Et quand Dieu intervient, souvent il ne demande pas autre chose que ce que l’on voulait faire, mais de la faire autrement. Joseph avait donc décidé de “renvoyer“ Marie, de renoncer à être le “père“ de l'“enfant conçu en Marie“. Et Dieu agit pour lui comme pour son grand ancêtre dans la foi, Abraham : ce Père des croyants, en acceptant de sacrifier son fils Isaac, reçoit finalement ce fils comme un “don de Dieu“ (Gen. 22). De même, à Joseph qui vient de renoncer à un fils, l'ange de Dieu lui demande de le recevoir autrement, comme un “don“ dans la foi. Ce fils auquel il a renoncé “selon la chair“, il va le recevoir comme “fils de la promesse“ (Cf. Gal. 4/23.28).

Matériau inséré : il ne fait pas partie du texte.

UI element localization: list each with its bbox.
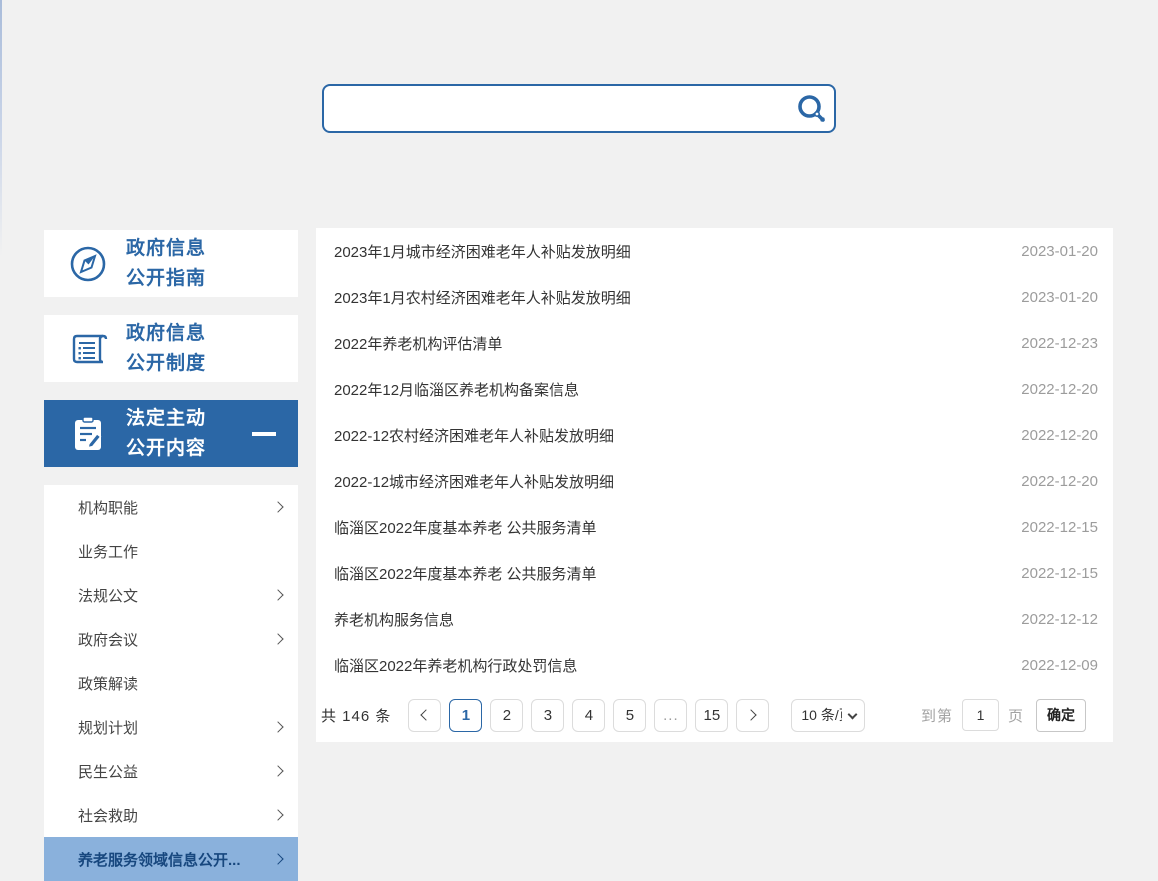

Et Joseph comprend parfaitement ce qui arrive en Marie :
- Sa maternité virginale est le signe du mystère de ce Fils qu’il reçoit de Dieu, du Dieu trois fois saint !
- Elle est le signe de la toute-puissance de Dieu à qui “rien n’est impossible“. Le salut, la vie, ne vient pas des capacités humaines, mais de Dieu, par son Esprit Saint “qui est Seigneur et qui donne la vie“. Aussi l’Evangéliste ajoute :

«Certes, l'enfant qui est engendré en elle vient de l'Esprit Saint. Mais elle mettra au monde un fils auquel tu donneras le nom de Jésus.»

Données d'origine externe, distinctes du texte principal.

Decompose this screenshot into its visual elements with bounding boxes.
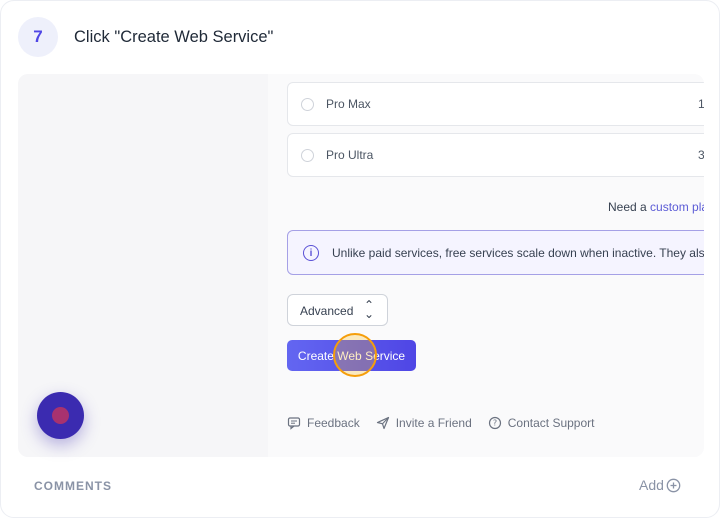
feedback-label: Feedback [307, 416, 360, 430]
radio-button[interactable] [301, 98, 314, 111]
plan-name: Pro Ultra [326, 148, 374, 162]
screenshot-panel: Pro Max 1( Pro Ultra 3: Need a custom pl… [18, 74, 704, 457]
plan-price: 1( [698, 97, 704, 111]
radio-button[interactable] [301, 149, 314, 162]
plan-name: Pro Max [326, 97, 371, 111]
comments-heading: COMMENTS [34, 479, 112, 493]
info-icon: i [303, 245, 319, 261]
chat-launcher-button[interactable] [37, 392, 84, 439]
feedback-icon [287, 416, 301, 430]
help-icon: ? [488, 416, 502, 430]
advanced-label: Advanced [300, 304, 354, 318]
svg-text:?: ? [493, 419, 497, 428]
feedback-link[interactable]: Feedback [287, 416, 360, 430]
footer-links: Feedback Invite a Friend ? Contact Suppo… [287, 416, 610, 430]
step-title: Click "Create Web Service" [74, 28, 274, 46]
invite-friend-label: Invite a Friend [395, 416, 472, 430]
contact-support-label: Contact Support [507, 416, 595, 430]
send-icon [376, 416, 390, 430]
click-indicator [333, 333, 377, 377]
advanced-dropdown[interactable]: Advanced ⌃ ⌄ [287, 294, 388, 326]
plan-option-pro-max[interactable]: Pro Max 1( [287, 82, 704, 126]
main-content: Pro Max 1( Pro Ultra 3: Need a custom pl… [268, 74, 704, 457]
custom-plan-prompt: Need a custom pla [608, 200, 704, 214]
plan-option-pro-ultra[interactable]: Pro Ultra 3: [287, 133, 704, 177]
free-service-notice: i Unlike paid services, free services sc… [287, 230, 704, 275]
plus-circle-icon [666, 478, 681, 493]
custom-plan-prefix: Need a [608, 200, 651, 214]
chevron-up-down-icon: ⌃ ⌄ [364, 298, 375, 321]
add-comment-label: Add [639, 477, 664, 493]
add-comment-button[interactable]: Add [639, 477, 681, 493]
step-number-badge: 7 [18, 17, 58, 57]
contact-support-link[interactable]: ? Contact Support [488, 416, 595, 430]
chat-icon [52, 407, 69, 424]
step-card: 7 Click "Create Web Service" Pro Max 1( … [0, 0, 720, 518]
custom-plan-link[interactable]: custom pla [650, 200, 704, 214]
notice-text: Unlike paid services, free services scal… [332, 246, 704, 260]
invite-friend-link[interactable]: Invite a Friend [376, 416, 472, 430]
plan-price: 3: [698, 148, 704, 162]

Non seulement Joseph n’a pas à s’effacer, mais au contraire, il doit collaborer à l’œuvre de Dieu. Dieu a besoin de lui. Dieu lui confie un double rôle : - “prendre chez lui Marie“; - et “donner le nom à l'enfant“.

Décidément, Joseph n'a rien de ce personnage pâlot et passif qu'on lui attribue parfois.

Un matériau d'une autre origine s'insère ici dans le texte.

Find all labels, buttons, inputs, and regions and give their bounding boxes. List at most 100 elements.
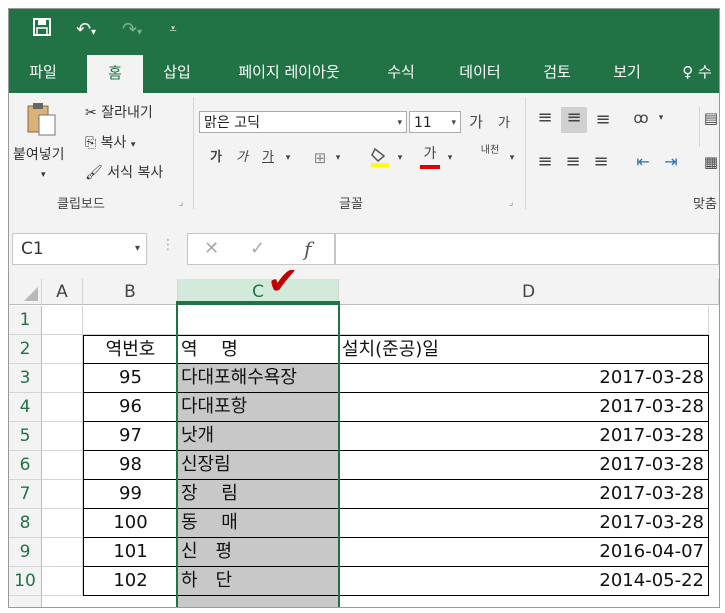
tab-review[interactable]: 검토 xyxy=(529,51,585,93)
cell-b[interactable]: 98 xyxy=(83,451,178,480)
font-color-dropdown-icon[interactable]: ▾ xyxy=(443,147,457,169)
paste-dropdown-icon[interactable]: ▾ xyxy=(41,165,46,185)
cell-b[interactable]: 100 xyxy=(83,509,178,538)
cell-b[interactable]: 101 xyxy=(83,538,178,567)
cell-c[interactable] xyxy=(178,306,339,335)
row-header[interactable]: 6 xyxy=(9,451,42,480)
cell-d[interactable]: 2017-03-28 xyxy=(339,480,709,509)
cell-d[interactable]: 2017-03-28 xyxy=(339,509,709,538)
clipboard-launcher-icon[interactable]: ⌟ xyxy=(179,193,183,213)
grow-font-button[interactable]: 가 xyxy=(465,111,487,133)
tab-home[interactable]: 홈 xyxy=(87,55,143,93)
row-header[interactable]: 3 xyxy=(9,364,42,393)
row-header[interactable]: 4 xyxy=(9,393,42,422)
align-left-icon[interactable]: ≡ xyxy=(533,151,557,173)
save-icon[interactable] xyxy=(29,17,55,43)
fill-color-dropdown-icon[interactable]: ▾ xyxy=(393,147,407,169)
cell-a[interactable] xyxy=(42,422,83,451)
cell-c[interactable]: 장 림 xyxy=(178,480,339,509)
merge-icon[interactable]: ▦ xyxy=(703,151,719,173)
paste-button[interactable]: 붙여넣기 xyxy=(13,145,65,165)
column-header-a[interactable]: A xyxy=(42,279,83,305)
paste-icon[interactable] xyxy=(23,101,61,137)
fill-color-icon[interactable] xyxy=(367,145,393,173)
underline-button[interactable]: 가 xyxy=(257,147,279,169)
decrease-indent-icon[interactable]: ⇤ xyxy=(631,151,655,173)
select-all-button[interactable] xyxy=(9,279,42,305)
cell-c[interactable]: 다대포항 xyxy=(178,393,339,422)
copy-dropdown-icon[interactable]: ▾ xyxy=(131,140,136,150)
font-name-dropdown-icon[interactable]: ▾ xyxy=(397,112,402,134)
cell-a[interactable] xyxy=(42,538,83,567)
redo-icon[interactable]: ↷▾ xyxy=(115,17,149,43)
cell-d[interactable]: 2016-04-07 xyxy=(339,538,709,567)
name-box[interactable]: C1 ▾ xyxy=(12,233,147,265)
cell-b[interactable]: 97 xyxy=(83,422,178,451)
underline-dropdown-icon[interactable]: ▾ xyxy=(281,147,295,169)
row-header[interactable] xyxy=(9,596,42,607)
cell-a[interactable] xyxy=(42,451,83,480)
cell-b[interactable]: 95 xyxy=(83,364,178,393)
cell-b[interactable]: 102 xyxy=(83,567,178,596)
orientation-dropdown-icon[interactable]: ▾ xyxy=(655,107,667,129)
cell-b[interactable]: 96 xyxy=(83,393,178,422)
wrap-text-icon[interactable]: ▤ xyxy=(703,107,719,129)
row-header[interactable]: 1 xyxy=(9,306,42,335)
copy-button[interactable]: ⎘ 복사 ▾ xyxy=(85,133,135,155)
cell-d[interactable] xyxy=(339,306,709,335)
cell-b[interactable]: 99 xyxy=(83,480,178,509)
top-align-icon[interactable]: ≡ xyxy=(533,107,557,129)
cancel-icon[interactable]: ✕ xyxy=(204,234,219,264)
tab-page-layout[interactable]: 페이지 레이아웃 xyxy=(219,51,359,93)
italic-button[interactable]: 가 xyxy=(231,147,253,169)
name-box-dropdown-icon[interactable]: ▾ xyxy=(135,234,140,264)
row-header[interactable]: 8 xyxy=(9,509,42,538)
borders-icon[interactable]: ⊞ xyxy=(309,147,331,169)
cell-c[interactable]: 동 매 xyxy=(178,509,339,538)
cell-c[interactable]: 낫개 xyxy=(178,422,339,451)
orientation-icon[interactable]: ꝏ xyxy=(629,107,653,129)
cell-d[interactable]: 2014-05-22 xyxy=(339,567,709,596)
cut-button[interactable]: ✂ 잘라내기 xyxy=(85,103,153,123)
row-header[interactable]: 2 xyxy=(9,335,42,364)
enter-icon[interactable]: ✓ xyxy=(250,234,265,264)
cell-b[interactable] xyxy=(83,306,178,335)
customize-icon[interactable]: ⩡ xyxy=(163,17,183,43)
cell-d[interactable]: 2017-03-28 xyxy=(339,364,709,393)
increase-indent-icon[interactable]: ⇥ xyxy=(659,151,683,173)
cell-c[interactable]: 다대포해수욕장 xyxy=(178,364,339,393)
cell-a[interactable] xyxy=(42,306,83,335)
tab-tell-me[interactable]: ♀ 수 xyxy=(675,51,719,93)
cell-d[interactable]: 2017-03-28 xyxy=(339,422,709,451)
font-launcher-icon[interactable]: ⌟ xyxy=(509,193,513,213)
tab-formulas[interactable]: 수식 xyxy=(373,51,429,93)
bold-button[interactable]: 가 xyxy=(205,147,227,169)
cell-c[interactable]: 하 단 xyxy=(178,567,339,596)
undo-icon[interactable]: ↶▾ xyxy=(69,17,103,43)
tab-insert[interactable]: 삽입 xyxy=(149,51,205,93)
phonetic-dropdown-icon[interactable]: ▾ xyxy=(505,147,519,169)
cell-a[interactable] xyxy=(42,335,83,364)
row-header[interactable]: 10 xyxy=(9,567,42,596)
bottom-align-icon[interactable]: ≡ xyxy=(591,109,615,131)
phonetic-button[interactable]: 내천 xyxy=(475,145,505,157)
cell-c[interactable]: 신장림 xyxy=(178,451,339,480)
row-header[interactable]: 7 xyxy=(9,480,42,509)
format-painter-button[interactable]: 🖌 서식 복사 xyxy=(85,163,163,183)
font-size-dropdown-icon[interactable]: ▾ xyxy=(451,112,456,134)
font-name-box[interactable]: 맑은 고딕 ▾ xyxy=(199,111,407,133)
shrink-font-button[interactable]: 가 xyxy=(493,113,515,135)
align-right-icon[interactable]: ≡ xyxy=(589,151,613,173)
font-size-box[interactable]: 11 ▾ xyxy=(409,111,461,133)
cell-c[interactable] xyxy=(178,596,339,607)
cell-a[interactable] xyxy=(42,364,83,393)
formula-input[interactable] xyxy=(335,233,719,265)
cell-b[interactable]: 역번호 xyxy=(83,335,178,364)
insert-function-icon[interactable]: f xyxy=(304,234,311,264)
cell-a[interactable] xyxy=(42,509,83,538)
row-header[interactable]: 5 xyxy=(9,422,42,451)
cell-d[interactable]: 2017-03-28 xyxy=(339,393,709,422)
cell-d[interactable]: 2017-03-28 xyxy=(339,451,709,480)
cell-d[interactable]: 설치(준공)일 xyxy=(339,335,709,364)
cell-a[interactable] xyxy=(42,567,83,596)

- C'est un vrai “juste”, c’est-à-dire un homme qui s’ajuste à Dieu.
- Un croyant à qui il est demandé une “foi“ à la mesure de l'événement fantastique qui se prépare.
- Et, ajoutons, un “époux“ en parfaite communion avec la foi de son “épouse“.
Aujourd'hui, la psychologie moderne insiste sur la notion de “co-responsabilité”. Marie et Joseph vivent une vie de couple extraordinairement uni : ils “dialoguent“, mais au niveau le plus profond, cherchant l'un et l'autre la volonté de Dieu, adoptant la même attitude... qui est de dépasser les vues simplement humaines, pour croire à un avenir que Dieu ouvre devant eux. Et ceci, malgré la les apparences contradictoires…
- Ainsi, dans nos vies, il arrive qu'une situation contraignante, inattendue qui semble tout briser, soit, en fait, l'appel à un nouvel accueil de la volonté de Dieu. Mais c'est dans la nuit de la foi... comme en un “songe“ nocturne, à l’exemple de Joseph.

«Quand Joseph se réveilla, il prit chez lui son épouse et il ne la «connut» pas jusqu'à ce qu'elle eût enfanté un fils auquel il donna le nom de Jésus.»
Nous retrouvons maintenant, enfin, le projet de ce couple qui voulait se former au début du récit (“Marie accordée en mariage à Joseph“)..., ce projet un instant brisé... et qui se noue maintenant, mais tout autrement que prévu (“sans qu'il la connût“).
Ce texte est d'une clarté aveuglante, comme tout ce qui est divin : Joseph, par décision divine librement consentie dans la foi, reçoit une vraie paternité sans relations charnelles. Tout cela est mystère, comme Dieu est mystère, comme la “Création“ est mystère, comme la “Résurrection“, comme l'“Eucharistie“ est mystère. Dieu est tellement grand ! Immensément !

On retrouve, là, cette grande réflexion faite à Sara et à Marie : “Y-a-t-il une chose trop prodigieuse pour le Seigneur ?“ (Gen 18.14), car “rien n’est impossible à Dieu !“ (Lc 1.37).